*Perilous Times and Global Warming
Draft of climate report maps out 'highway to extinction'*
POSTED: 0814 GMT (1614 HKT), April 1, 2007
Story Highlights
• Climate change report due Friday in Belgium charts effects by degree
• Minimal heat rise means more food production in northern regions
• Scientist: "Worst stuff is not going to happen because we can't be
that stupid"
• Report will be second in a U.N.-guided, four-volume review, updating
2001 version
WASHINGTON (AP) -- A key element of the second major report on climate
change being released Friday in Belgium is a chart that maps out the
effects of global warming, most of them bad, with every degree of
temperature rise.
There's one bright spot: A minimal heat rise means more food production
in northern regions of the world.
However, the number of species going extinct rises with the heat, as
does the number of people who may starve, or face water shortages, or
floods, according to the projections in the draft report obtained by The
Associated Press
Some scientists are calling this degree-by-degree projection a "highway
to extinction."
It's likely to be the source of sharp closed-door debate, some
scientists say, along with a multitude of other issues in the 20-chapter
draft report from the Intergovernmental Panel on Climate Change. While
the wording in the draft is almost guaranteed to change at this week's
meeting in Brussels, several scientists say the focus won't.
The final document will be the product of a United Nations network of
2,000 scientists as authors and reviewers, along with representatives of
more than 120 governments as last-minute editors. It will be the second
volume of a four-volume authoritative assessment of Earth's climate
being released this year. The last such effort was in 2001. (Volume 1:
Humans 'very likely' cause warming)
Andrew Weaver, a climate scientist with the University of Victoria in
British Columbia, said the chart of results from various temperature
levels is "a highway to extinction, but on this highway there are many
turnoffs. This is showing you where the road is heading. The road is
heading toward extinction."
Weaver is one of the lead authors of the first report, issued in February.
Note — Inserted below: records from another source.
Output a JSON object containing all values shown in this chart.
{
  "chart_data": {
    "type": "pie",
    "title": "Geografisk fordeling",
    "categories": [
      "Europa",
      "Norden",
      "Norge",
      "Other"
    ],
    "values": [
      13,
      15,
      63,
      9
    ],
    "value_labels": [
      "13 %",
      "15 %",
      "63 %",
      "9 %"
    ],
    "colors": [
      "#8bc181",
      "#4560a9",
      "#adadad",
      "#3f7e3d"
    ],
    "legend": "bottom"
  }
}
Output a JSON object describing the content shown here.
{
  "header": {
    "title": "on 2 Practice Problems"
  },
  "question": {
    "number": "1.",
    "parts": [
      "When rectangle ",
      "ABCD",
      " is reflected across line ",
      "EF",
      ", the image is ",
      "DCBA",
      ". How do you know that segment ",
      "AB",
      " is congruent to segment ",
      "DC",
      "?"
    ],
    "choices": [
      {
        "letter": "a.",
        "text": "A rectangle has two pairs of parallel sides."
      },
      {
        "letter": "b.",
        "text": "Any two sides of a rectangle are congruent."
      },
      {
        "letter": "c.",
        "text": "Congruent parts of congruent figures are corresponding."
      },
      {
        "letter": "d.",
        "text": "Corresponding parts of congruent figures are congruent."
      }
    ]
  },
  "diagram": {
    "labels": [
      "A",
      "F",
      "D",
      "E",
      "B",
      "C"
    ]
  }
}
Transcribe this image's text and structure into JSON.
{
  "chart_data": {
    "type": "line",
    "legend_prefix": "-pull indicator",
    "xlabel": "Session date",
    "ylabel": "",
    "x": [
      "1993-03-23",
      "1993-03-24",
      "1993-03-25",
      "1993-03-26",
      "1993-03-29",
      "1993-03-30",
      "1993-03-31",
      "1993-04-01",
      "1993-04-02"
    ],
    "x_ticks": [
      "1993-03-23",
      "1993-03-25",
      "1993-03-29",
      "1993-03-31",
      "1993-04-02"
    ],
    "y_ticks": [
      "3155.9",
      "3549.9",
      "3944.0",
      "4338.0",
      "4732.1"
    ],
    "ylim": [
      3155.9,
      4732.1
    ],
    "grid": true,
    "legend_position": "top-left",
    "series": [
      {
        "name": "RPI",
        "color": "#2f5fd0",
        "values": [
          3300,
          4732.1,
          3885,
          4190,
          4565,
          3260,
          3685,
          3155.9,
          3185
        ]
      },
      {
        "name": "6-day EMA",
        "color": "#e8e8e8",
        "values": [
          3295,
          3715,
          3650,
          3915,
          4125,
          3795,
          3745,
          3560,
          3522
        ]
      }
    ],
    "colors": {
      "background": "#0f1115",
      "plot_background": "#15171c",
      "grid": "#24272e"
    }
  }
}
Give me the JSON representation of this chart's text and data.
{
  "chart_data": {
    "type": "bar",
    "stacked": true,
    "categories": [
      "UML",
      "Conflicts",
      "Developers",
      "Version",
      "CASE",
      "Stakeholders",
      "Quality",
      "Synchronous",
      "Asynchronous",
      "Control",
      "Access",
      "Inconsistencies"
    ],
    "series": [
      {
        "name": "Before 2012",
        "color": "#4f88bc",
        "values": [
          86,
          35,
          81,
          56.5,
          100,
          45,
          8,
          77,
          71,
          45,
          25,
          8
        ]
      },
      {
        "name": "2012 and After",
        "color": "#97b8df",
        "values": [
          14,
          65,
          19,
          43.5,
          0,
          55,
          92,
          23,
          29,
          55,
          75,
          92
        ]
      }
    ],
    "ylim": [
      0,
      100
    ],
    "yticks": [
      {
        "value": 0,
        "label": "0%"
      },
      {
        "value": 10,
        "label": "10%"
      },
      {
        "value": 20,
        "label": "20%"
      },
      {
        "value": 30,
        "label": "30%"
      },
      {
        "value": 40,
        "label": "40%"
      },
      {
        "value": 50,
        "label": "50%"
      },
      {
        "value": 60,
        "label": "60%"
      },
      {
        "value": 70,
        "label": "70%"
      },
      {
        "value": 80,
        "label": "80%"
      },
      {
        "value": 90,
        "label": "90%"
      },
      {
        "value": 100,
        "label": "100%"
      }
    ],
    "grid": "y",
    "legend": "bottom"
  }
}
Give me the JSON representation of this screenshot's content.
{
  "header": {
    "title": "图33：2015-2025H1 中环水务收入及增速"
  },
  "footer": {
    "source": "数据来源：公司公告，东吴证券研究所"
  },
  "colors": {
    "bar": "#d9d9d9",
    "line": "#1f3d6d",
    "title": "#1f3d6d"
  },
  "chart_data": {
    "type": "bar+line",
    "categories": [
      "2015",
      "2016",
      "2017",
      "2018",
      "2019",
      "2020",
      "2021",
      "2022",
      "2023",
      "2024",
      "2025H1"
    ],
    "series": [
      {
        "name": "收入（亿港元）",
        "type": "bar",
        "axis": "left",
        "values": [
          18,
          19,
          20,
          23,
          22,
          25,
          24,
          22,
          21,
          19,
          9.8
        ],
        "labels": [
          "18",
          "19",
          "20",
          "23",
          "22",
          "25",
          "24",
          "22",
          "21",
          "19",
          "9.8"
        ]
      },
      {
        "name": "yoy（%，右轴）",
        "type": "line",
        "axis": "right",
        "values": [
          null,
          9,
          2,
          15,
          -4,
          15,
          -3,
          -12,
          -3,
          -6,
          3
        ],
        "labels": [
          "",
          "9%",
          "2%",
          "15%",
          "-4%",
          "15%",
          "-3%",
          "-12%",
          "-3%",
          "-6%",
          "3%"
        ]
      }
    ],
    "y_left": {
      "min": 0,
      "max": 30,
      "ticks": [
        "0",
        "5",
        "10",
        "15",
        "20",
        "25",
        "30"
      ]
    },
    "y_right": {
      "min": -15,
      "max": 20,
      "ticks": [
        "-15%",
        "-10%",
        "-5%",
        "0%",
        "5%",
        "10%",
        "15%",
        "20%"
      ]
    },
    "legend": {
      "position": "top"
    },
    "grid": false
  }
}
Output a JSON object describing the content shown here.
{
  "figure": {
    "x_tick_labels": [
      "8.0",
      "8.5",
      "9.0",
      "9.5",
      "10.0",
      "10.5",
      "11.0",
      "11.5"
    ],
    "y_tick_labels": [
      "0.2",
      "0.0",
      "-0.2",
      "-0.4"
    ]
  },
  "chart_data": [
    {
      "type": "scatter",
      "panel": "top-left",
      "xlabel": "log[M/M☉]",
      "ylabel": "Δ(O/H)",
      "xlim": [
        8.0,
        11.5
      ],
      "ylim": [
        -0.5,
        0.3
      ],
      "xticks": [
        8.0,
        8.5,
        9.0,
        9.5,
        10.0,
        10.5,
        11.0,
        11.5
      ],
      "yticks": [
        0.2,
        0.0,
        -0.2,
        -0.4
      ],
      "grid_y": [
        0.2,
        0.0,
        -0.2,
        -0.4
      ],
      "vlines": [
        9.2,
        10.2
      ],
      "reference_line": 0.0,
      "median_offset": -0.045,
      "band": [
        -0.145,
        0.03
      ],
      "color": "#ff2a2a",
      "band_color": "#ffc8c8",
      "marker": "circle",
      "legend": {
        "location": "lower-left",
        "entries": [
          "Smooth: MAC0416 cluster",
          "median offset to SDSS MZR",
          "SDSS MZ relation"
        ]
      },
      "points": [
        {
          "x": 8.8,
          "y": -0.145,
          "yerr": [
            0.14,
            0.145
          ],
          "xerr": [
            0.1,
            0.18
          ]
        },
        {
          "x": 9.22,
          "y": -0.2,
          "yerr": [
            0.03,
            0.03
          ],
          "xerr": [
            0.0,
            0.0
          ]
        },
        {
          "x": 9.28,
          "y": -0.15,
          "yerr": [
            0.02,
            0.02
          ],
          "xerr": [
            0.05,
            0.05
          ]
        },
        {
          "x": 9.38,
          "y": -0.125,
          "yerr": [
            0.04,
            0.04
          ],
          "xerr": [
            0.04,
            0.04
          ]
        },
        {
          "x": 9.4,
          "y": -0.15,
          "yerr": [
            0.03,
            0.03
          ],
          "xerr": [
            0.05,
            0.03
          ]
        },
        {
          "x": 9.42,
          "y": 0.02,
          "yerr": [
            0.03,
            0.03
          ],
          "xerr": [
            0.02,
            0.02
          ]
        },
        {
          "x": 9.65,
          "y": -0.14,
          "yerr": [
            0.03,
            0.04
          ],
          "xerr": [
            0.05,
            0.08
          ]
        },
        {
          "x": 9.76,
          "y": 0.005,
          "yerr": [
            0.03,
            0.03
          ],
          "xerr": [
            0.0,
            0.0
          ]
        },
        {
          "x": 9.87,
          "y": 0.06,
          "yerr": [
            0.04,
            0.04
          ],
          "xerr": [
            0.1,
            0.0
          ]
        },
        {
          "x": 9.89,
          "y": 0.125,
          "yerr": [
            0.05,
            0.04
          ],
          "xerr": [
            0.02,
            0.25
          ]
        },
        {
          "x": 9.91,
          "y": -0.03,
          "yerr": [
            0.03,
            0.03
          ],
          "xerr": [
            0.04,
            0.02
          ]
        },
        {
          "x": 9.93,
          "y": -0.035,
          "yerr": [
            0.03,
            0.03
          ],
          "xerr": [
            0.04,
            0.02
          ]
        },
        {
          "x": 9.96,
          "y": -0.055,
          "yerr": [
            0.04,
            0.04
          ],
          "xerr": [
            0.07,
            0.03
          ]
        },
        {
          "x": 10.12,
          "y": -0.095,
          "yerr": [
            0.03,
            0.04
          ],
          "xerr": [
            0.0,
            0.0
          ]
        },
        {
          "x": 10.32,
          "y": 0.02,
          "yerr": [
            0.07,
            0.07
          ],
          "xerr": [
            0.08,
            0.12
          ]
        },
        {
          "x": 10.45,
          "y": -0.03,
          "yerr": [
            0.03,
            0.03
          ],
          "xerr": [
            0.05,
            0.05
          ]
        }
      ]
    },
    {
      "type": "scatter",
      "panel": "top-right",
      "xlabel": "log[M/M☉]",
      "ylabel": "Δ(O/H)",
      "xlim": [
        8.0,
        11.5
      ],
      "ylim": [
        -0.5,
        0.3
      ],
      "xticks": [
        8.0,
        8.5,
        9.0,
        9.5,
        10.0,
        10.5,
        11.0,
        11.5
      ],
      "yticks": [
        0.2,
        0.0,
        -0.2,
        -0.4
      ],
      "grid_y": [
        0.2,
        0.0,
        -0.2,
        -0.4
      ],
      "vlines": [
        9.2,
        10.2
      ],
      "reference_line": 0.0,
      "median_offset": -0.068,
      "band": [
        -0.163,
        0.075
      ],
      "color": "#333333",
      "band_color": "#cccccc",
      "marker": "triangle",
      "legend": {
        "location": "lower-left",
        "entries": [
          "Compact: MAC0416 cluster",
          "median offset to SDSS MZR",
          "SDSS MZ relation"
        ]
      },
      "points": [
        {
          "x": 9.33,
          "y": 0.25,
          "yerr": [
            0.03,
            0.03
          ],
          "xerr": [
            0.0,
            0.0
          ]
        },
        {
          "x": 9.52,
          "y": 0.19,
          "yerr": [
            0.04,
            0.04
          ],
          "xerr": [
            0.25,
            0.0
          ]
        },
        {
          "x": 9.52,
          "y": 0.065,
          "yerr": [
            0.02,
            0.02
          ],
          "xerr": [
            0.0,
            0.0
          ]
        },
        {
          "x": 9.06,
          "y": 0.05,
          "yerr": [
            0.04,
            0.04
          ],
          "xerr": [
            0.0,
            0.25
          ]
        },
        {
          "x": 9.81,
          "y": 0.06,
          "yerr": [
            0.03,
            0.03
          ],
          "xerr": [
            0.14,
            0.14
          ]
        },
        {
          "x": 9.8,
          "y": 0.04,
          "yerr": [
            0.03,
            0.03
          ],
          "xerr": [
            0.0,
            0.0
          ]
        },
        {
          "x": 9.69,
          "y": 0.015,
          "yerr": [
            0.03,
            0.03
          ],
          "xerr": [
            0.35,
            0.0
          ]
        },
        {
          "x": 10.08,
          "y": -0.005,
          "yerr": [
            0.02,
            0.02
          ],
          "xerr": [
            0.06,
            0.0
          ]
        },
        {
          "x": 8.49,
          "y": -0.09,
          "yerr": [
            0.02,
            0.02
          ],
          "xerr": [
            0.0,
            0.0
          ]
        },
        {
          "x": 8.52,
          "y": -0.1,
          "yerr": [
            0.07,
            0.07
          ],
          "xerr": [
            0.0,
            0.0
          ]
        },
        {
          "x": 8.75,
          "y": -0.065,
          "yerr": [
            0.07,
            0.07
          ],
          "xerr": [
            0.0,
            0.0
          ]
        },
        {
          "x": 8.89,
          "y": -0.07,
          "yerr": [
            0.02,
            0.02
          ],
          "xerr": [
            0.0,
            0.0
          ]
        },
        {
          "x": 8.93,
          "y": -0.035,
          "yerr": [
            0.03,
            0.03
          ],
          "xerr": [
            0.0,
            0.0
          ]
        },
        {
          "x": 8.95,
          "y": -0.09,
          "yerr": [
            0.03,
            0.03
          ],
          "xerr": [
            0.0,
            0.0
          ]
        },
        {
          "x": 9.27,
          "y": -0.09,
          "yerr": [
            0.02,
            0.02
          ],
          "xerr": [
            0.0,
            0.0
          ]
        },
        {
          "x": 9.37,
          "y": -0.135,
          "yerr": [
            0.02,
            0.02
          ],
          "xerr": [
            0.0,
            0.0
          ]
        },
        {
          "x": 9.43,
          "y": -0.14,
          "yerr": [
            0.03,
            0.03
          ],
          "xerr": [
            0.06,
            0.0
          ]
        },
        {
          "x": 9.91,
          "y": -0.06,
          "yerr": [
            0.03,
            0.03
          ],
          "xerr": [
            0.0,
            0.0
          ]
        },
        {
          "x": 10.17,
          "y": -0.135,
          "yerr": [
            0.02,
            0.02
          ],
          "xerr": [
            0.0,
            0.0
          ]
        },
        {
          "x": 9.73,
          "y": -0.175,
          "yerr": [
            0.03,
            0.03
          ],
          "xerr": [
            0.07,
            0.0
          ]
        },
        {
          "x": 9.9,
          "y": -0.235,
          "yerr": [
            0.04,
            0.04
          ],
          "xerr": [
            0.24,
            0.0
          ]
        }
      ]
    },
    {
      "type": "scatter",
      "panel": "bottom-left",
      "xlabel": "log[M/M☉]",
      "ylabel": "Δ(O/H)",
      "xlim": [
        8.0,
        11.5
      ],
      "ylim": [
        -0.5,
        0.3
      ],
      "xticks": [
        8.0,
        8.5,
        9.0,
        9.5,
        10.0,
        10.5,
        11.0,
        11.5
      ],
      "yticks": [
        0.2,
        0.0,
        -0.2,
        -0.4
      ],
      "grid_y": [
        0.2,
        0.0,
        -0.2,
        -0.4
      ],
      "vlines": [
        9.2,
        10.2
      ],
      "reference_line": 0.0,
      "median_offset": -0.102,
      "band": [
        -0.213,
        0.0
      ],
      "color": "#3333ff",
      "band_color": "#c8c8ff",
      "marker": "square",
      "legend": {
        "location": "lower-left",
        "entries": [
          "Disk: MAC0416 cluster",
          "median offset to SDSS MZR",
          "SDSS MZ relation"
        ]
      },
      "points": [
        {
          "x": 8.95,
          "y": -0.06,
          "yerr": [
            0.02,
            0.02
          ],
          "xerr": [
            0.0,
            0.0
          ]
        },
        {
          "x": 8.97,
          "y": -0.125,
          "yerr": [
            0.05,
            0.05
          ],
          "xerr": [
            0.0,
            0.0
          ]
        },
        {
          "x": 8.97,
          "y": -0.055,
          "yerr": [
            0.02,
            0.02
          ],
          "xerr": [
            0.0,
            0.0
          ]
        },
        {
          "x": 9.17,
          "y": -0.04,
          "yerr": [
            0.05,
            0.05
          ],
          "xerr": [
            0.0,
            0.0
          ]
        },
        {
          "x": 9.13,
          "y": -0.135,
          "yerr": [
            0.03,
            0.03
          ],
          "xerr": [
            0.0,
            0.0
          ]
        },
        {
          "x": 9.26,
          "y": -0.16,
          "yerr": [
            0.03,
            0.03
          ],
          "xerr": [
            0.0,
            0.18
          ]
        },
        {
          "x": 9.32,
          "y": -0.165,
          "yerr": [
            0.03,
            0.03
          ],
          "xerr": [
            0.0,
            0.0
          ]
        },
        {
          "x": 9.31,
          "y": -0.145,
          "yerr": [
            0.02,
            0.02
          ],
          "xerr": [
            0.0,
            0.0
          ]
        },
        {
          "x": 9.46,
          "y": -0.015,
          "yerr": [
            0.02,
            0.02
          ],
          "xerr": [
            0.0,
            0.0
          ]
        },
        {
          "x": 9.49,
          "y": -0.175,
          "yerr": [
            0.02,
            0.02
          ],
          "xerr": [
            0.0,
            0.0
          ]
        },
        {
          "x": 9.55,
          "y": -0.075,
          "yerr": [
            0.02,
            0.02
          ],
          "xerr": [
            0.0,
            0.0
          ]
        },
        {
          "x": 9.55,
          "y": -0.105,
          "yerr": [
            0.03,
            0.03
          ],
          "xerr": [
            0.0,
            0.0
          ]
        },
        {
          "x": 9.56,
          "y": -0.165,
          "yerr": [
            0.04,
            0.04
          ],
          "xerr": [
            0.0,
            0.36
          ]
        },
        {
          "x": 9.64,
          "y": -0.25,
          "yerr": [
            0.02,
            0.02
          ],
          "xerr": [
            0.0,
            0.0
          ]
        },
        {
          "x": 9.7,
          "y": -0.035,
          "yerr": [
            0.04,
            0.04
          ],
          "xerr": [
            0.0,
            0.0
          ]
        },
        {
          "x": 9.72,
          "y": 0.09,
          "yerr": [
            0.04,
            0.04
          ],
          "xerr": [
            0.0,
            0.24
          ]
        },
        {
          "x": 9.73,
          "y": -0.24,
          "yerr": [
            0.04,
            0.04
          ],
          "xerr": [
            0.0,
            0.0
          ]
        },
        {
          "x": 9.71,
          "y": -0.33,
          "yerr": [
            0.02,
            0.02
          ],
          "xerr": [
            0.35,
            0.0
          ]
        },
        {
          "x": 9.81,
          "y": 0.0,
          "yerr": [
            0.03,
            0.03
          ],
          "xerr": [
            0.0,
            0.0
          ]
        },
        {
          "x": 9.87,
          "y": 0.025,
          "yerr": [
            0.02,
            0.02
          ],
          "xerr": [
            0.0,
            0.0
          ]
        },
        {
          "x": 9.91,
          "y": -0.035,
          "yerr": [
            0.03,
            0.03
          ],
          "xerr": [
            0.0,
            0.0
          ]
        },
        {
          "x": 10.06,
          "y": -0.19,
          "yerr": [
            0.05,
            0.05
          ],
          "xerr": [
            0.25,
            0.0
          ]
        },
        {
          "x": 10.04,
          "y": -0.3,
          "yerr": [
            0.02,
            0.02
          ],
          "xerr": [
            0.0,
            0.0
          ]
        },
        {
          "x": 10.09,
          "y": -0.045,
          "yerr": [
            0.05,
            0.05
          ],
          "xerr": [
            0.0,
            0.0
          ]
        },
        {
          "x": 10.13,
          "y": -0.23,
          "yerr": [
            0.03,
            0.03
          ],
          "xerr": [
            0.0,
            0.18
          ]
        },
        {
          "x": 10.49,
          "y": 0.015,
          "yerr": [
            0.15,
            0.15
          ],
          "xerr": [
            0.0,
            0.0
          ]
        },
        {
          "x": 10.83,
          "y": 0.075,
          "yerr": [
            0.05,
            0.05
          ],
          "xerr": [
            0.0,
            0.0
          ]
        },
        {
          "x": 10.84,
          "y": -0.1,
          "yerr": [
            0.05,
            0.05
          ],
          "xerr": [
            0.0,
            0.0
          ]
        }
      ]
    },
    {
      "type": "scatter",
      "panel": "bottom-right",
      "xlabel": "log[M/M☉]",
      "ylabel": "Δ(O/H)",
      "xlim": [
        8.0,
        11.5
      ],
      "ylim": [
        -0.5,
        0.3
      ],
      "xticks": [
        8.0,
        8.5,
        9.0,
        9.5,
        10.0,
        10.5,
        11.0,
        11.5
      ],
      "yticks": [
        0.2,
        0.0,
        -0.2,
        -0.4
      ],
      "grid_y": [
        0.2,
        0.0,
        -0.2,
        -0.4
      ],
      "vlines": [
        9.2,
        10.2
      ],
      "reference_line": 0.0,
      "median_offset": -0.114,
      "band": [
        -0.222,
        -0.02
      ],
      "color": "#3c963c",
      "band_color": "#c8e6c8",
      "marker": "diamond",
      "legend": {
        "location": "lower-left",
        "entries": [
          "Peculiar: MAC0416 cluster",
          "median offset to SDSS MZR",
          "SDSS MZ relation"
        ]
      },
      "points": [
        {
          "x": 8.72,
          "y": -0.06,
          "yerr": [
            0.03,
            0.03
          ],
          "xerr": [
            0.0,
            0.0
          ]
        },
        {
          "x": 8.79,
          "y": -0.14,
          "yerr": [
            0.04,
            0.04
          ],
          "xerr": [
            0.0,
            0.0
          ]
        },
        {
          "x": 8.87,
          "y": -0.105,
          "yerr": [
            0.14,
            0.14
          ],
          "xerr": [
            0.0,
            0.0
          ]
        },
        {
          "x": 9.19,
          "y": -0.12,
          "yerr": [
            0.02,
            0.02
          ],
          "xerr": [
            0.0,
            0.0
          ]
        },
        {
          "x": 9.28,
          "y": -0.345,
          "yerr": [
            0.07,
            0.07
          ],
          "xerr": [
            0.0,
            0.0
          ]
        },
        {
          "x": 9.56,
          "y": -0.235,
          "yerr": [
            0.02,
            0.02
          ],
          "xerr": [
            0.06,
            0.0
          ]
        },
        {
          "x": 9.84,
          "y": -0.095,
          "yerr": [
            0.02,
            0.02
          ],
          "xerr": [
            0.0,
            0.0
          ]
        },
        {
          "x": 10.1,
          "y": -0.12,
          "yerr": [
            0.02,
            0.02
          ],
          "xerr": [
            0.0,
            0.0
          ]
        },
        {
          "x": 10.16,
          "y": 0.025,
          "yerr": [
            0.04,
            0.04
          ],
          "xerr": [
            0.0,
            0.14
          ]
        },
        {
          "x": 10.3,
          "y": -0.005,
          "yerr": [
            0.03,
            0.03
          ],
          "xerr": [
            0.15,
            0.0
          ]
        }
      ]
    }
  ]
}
While humanity will survive, hundreds of millions, maybe billions of
people may not, according to the chart -- if the worst scenarios happen.
The report says global warming has already degraded conditions for many
species, coastal areas and poor people. With a more than 90 percent
level of confidence, the scientists in the draft report say man-made
global warming "over the last three decades has had a discernible
influence on many physical and biological systems."
But as the world's average temperature warms from 1990 levels, the
projections get more dire. Add 1.8 degrees Fahrenheit -- 1 degree
Celsius is the calculation scientists use -- and between 400 million and
1.7 billion extra people can't get enough water, some infectious
diseases and allergenic pollens rise, and some amphibians go extinct.
But the world's food supply, especially in northern areas, could
increase. That's the likely outcome around 2020, according to the draft.
Add another 1.8 degrees and as many as 2 billion people could be without
water and about 20 percent to 30 percent of the world's species near
extinction. Also, more people start dying because of malnutrition,
disease, heat waves, floods and droughts -- all caused by global
warming. That would happen around 2050, depending on the level of
greenhouse gases from the burning of fossil fuels.
At the extreme end of the projections, a 7- to 9-degree average
temperature increase, the chart predicts: "Up to one-fifth of the world
population affected by increased flood events" ... "1.1 to 3.2 billion
people with increased water scarcity" ..."major extinctions around the
globe."
Despite that dire outlook, several scientists involved in the process
say they are optimistic that such a drastic temperature rise won't
happen because people will reduce carbon dioxide emissions that cause
global warming.
"The worst stuff is not going to happen because we can't be that
stupid," said Harvard University oceanographer James McCarthy, who was a
top author of the 2001 version of this report. "Not that I think the
projections aren't that good, but because we can't be that stupid."